JB : Il y a une sorte de règle de fait dans nos métiers, celle des 2 ans : les futurs bons managers de transition vivent toujours en entreprise sur des cycles courts de 2 à 3 ans. Au bout de 2 ans, ils sont un peu saturés. Je ne dis pas qu’ils n’ont plus d’énergie mais un ras-le-bol de la routine. Il y a également dans certaines phases une telle énergie à donner que l’on imagine pas pouvoir la donner pendant 10 ans. Sauf peut-être certains grands patrons d’industrie qui sont atypiques, mais dont la vie entière est organisée pour cela. On retrouve ce phénomène des 2 ans chez la plupart des gens qui nous contactent, nos meilleurs managers sont tous comme ça.

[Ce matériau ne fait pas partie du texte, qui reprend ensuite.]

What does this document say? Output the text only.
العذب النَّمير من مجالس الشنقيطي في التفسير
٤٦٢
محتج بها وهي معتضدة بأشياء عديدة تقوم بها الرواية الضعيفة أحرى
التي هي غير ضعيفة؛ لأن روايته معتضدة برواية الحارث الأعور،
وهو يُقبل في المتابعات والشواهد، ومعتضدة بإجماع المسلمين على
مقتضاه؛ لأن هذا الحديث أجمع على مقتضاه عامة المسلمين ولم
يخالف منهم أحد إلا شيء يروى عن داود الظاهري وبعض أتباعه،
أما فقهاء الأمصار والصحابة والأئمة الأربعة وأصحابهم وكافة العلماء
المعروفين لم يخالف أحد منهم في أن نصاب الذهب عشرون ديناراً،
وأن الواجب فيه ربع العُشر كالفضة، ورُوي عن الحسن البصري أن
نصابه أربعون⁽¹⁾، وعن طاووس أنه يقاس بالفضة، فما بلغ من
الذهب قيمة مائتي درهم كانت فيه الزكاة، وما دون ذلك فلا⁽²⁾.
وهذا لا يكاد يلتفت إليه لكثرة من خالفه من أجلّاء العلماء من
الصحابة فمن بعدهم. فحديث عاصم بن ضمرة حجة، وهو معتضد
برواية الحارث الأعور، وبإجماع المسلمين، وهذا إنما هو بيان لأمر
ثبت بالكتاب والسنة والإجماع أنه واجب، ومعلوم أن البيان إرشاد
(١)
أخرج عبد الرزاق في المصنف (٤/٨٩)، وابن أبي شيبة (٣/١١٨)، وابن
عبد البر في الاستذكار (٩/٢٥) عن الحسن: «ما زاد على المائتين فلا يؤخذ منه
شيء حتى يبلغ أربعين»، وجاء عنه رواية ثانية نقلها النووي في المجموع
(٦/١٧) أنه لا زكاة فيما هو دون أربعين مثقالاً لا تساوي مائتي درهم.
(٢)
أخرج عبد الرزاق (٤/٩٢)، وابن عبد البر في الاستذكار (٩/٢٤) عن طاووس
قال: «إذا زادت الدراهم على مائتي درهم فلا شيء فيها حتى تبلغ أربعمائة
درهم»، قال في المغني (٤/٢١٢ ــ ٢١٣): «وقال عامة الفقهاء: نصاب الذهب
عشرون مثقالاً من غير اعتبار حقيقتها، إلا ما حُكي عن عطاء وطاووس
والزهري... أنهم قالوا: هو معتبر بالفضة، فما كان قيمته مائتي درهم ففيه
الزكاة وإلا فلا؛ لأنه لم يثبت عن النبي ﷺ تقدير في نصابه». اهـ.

AJM : Là, on diffère totalement des cabinets de recrutement : en recrutement (on parle ici de postes en CDI), un profil qui zappe tous les 2 ou 3 ans est considéré comme instable, alors que nous c’est l’inverse, même s’il peut y avoir des exceptions.

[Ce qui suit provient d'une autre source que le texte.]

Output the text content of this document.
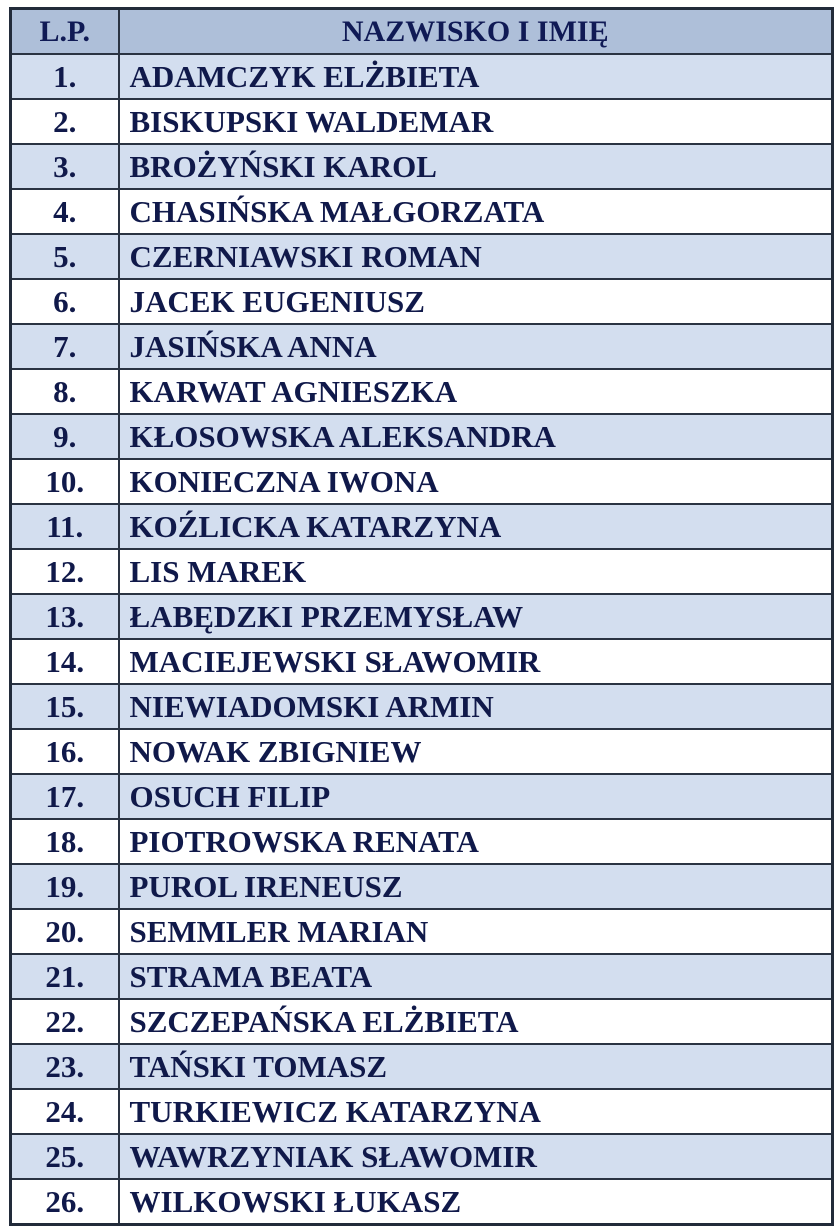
L.P.	NAZWISKO I IMIĘ
1.	ADAMCZYK ELŻBIETA
2.	BISKUPSKI WALDEMAR
3.	BROŻYŃSKI KAROL
4.	CHASIŃSKA MAŁGORZATA
5.	CZERNIAWSKI ROMAN
6.	JACEK EUGENIUSZ
7.	JASIŃSKA ANNA
8.	KARWAT AGNIESZKA
9.	KŁOSOWSKA ALEKSANDRA
10.	KONIECZNA IWONA
11.	KOŹLICKA KATARZYNA
12.	LIS MAREK
13.	ŁABĘDZKI PRZEMYSŁAW
14.	MACIEJEWSKI SŁAWOMIR
15.	NIEWIADOMSKI ARMIN
16.	NOWAK ZBIGNIEW
17.	OSUCH FILIP
18.	PIOTROWSKA RENATA
19.	PUROL IRENEUSZ
20.	SEMMLER MARIAN
21.	STRAMA BEATA
22.	SZCZEPAŃSKA ELŻBIETA
23.	TAŃSKI TOMASZ
24.	TURKIEWICZ KATARZYNA
25.	WAWRZYNIAK SŁAWOMIR
26.	WILKOWSKI ŁUKASZ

RG : C’est ce que j’allais te dire : il peut y avoir des exceptions. Dans le milieu du sport, il y a des gens comme Ferguson ou Wenger qui sont là depuis 15 ans, 20 ans, et ils ont la même énergie. Ils ont aussi la personnalité : en l’occurrence, chez eux, c’est blackout sur tout ce qui se passe ailleurs. Le monde extérieur n’existe pas. Ils vivent pour les matchs, leur équipe, leur club. Mon énergie, je vais la chercher dans mon équilibre personnel. C’est-à-dire le fait d’avoir les choses bien rangées, bien carrées dans ma tête. Quand je suis devenu entraîneur, je me suis dit : “là c’est bon, tout est en place pour que j’y aille, j’y vais”. Cet équilibre personnel s’est forcément un peu modifié, mais quand je dis ça, les gens répondent : “ah bon, tu vas divorcer, tu as en enfant malade ?” Non, rien de tout ça : tout va bien, je suis l’homme le plus heureux du monde ! Mais justement, je sentais qu’en continuant, j’allais devoir gérer des choses qui m’auraient déstabilisées personnellement, et qui allaient me rendre mauvais professionnellement.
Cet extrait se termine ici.